3 Key Takeaways for Healthcare
In light of the Orbitz breach, we have compiled three key takeaways that healthcare can learn from this cyberattack.
Understand the Vendors You Are Working With (And Their Vendors, Too)
A key way to limit the risk to your network is to consolidate the number of vendors you work with. The more you can eliminate handoffs with your data, the less likely that data is to be compromised by hackers. When selecting vendors, ask to see their security and compliance certifications – do not simply trust a vendor who self-attests to being compliant and secure. Here are the certifications you want to look for when selecting a vendor.
Use a P2PE Validated Solution to Keep Credit Card Data Off Your Network
We talk a lot about point-to-point encryption (P2PE), but this is because it is crucial for protecting payment data from being exposed and intercepted by hackers. If you use a PCI-Validated P2PE solution, then you can keep credit card data off of your network completely, which not only protects payment data from exposure, but can also reduce your PCI compliance efforts. Only P2PE solutions listed on the PCI SSC website are PCI-Validated.

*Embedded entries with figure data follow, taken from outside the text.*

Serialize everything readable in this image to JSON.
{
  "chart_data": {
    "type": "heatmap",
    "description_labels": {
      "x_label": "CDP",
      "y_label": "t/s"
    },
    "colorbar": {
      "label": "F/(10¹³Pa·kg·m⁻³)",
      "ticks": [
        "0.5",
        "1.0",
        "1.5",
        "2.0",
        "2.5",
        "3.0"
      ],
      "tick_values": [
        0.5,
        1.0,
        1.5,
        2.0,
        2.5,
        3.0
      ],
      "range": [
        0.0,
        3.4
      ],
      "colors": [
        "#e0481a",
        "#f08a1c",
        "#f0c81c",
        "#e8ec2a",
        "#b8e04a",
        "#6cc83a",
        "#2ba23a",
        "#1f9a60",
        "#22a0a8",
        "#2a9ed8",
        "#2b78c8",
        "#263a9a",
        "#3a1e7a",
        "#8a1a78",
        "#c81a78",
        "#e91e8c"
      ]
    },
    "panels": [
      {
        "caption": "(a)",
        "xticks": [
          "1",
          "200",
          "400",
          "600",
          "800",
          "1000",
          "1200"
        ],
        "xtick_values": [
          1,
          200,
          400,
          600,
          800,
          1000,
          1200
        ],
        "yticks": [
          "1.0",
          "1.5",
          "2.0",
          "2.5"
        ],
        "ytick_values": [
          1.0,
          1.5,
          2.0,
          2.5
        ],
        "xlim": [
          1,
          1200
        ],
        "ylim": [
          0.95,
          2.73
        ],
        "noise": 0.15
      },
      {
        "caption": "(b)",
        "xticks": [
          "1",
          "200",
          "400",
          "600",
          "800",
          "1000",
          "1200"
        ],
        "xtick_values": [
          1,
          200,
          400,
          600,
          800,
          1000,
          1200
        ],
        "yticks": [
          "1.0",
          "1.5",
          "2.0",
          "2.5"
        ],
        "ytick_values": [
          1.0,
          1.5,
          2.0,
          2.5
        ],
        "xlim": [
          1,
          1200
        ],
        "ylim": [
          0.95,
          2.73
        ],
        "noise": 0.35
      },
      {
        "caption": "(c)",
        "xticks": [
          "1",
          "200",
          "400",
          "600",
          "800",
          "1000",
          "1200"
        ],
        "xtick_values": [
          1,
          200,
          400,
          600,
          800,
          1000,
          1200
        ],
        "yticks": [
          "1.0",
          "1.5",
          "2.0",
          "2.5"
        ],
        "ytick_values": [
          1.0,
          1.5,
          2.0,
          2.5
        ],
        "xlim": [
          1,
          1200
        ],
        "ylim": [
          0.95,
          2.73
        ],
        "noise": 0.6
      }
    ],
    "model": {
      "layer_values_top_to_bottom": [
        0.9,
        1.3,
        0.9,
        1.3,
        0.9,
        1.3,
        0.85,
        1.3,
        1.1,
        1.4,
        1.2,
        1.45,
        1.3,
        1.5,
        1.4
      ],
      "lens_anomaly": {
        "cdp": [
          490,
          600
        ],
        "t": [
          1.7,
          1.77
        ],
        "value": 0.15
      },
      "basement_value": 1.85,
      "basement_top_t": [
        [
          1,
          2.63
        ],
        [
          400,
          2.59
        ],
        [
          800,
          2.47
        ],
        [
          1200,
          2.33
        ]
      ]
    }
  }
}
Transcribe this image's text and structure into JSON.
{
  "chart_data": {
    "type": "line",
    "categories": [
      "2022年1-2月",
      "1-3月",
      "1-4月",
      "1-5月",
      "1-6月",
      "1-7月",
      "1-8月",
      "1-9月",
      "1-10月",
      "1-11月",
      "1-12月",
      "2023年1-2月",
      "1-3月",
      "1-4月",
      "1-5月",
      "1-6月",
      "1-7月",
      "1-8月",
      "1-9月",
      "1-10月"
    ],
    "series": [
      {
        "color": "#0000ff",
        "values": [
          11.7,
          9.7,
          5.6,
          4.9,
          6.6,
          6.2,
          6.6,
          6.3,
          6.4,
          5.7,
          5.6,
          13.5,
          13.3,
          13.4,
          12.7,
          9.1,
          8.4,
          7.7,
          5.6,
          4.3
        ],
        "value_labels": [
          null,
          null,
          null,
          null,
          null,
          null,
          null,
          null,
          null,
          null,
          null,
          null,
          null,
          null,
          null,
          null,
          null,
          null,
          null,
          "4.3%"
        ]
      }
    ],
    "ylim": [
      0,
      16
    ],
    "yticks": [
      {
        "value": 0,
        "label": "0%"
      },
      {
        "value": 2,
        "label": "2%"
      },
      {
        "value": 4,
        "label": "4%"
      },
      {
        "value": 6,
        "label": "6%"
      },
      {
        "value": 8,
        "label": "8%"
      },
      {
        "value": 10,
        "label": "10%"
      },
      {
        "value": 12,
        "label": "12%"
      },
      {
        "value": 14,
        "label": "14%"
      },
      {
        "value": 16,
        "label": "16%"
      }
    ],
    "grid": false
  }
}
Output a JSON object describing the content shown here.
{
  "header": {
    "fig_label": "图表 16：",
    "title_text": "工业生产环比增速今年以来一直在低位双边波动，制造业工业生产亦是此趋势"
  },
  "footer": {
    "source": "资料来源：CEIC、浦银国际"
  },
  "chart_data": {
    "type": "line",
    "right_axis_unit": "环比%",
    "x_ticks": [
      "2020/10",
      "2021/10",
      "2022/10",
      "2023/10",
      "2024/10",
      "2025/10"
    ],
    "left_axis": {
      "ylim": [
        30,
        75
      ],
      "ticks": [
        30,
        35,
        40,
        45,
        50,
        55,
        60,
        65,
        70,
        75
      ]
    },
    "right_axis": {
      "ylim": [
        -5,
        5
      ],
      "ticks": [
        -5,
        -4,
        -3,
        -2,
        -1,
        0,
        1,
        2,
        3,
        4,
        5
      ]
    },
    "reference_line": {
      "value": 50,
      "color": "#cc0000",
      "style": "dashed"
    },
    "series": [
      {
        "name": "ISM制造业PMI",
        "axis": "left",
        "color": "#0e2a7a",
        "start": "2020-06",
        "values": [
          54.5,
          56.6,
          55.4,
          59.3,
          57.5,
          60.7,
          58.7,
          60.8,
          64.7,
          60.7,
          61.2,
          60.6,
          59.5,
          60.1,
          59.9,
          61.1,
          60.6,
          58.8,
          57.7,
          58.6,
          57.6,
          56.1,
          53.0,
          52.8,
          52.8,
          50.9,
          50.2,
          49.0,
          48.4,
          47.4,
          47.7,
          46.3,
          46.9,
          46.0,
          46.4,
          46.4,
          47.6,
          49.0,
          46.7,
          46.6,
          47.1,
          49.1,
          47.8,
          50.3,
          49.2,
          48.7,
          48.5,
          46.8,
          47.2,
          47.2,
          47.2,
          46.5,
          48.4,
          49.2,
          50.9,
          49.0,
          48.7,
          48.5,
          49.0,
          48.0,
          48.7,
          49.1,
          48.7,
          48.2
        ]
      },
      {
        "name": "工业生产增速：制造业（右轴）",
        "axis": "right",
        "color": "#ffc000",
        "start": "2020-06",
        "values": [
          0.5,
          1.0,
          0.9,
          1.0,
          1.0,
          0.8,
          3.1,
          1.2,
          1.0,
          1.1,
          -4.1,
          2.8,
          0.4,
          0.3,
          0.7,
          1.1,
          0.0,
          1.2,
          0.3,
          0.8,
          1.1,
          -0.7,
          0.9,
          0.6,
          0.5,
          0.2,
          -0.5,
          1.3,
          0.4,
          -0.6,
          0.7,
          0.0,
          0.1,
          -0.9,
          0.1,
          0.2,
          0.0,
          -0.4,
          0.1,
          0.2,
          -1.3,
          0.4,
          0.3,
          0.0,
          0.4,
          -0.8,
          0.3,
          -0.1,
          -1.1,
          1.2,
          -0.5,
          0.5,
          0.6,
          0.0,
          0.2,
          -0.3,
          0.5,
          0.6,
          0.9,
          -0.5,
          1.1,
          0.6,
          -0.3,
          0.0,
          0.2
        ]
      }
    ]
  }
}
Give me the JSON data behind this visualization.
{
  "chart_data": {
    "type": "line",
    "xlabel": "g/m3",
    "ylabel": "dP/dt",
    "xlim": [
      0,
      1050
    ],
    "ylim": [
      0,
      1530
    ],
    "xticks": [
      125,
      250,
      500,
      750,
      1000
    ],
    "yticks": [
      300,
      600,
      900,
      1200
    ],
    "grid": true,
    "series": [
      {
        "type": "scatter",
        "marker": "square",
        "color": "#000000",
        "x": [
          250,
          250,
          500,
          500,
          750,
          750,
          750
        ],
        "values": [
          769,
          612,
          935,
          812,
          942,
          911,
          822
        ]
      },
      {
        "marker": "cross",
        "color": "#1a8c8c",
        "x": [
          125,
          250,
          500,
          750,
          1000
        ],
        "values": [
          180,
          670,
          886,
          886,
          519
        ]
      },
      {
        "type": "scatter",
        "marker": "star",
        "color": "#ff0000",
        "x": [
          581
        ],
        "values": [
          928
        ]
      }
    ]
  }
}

Regularly Scan Your Network for Vulnerabilities and Patch Your Systems
Web vulnerabilities are prevalent: in 2016, 76% of scanned websites had vulnerabilities and over 229,000 attacks were blocked per day. If you regularly scan your networks for vulnerabilities, you can detect threats sooner and move faster to prevent attacks. Read Symantec’s report for a full understanding of internet security threats. Along with regular network scans, your organization should also consider patching your systems. A patch is a piece of software designed to update a program or the supporting data and operating system to fix or improve it. Patches can protect your systems from harmful threats lurking on networked devices. You should always apply patches as soon as possible or else risk exposure to hackers which can result in a massive breach.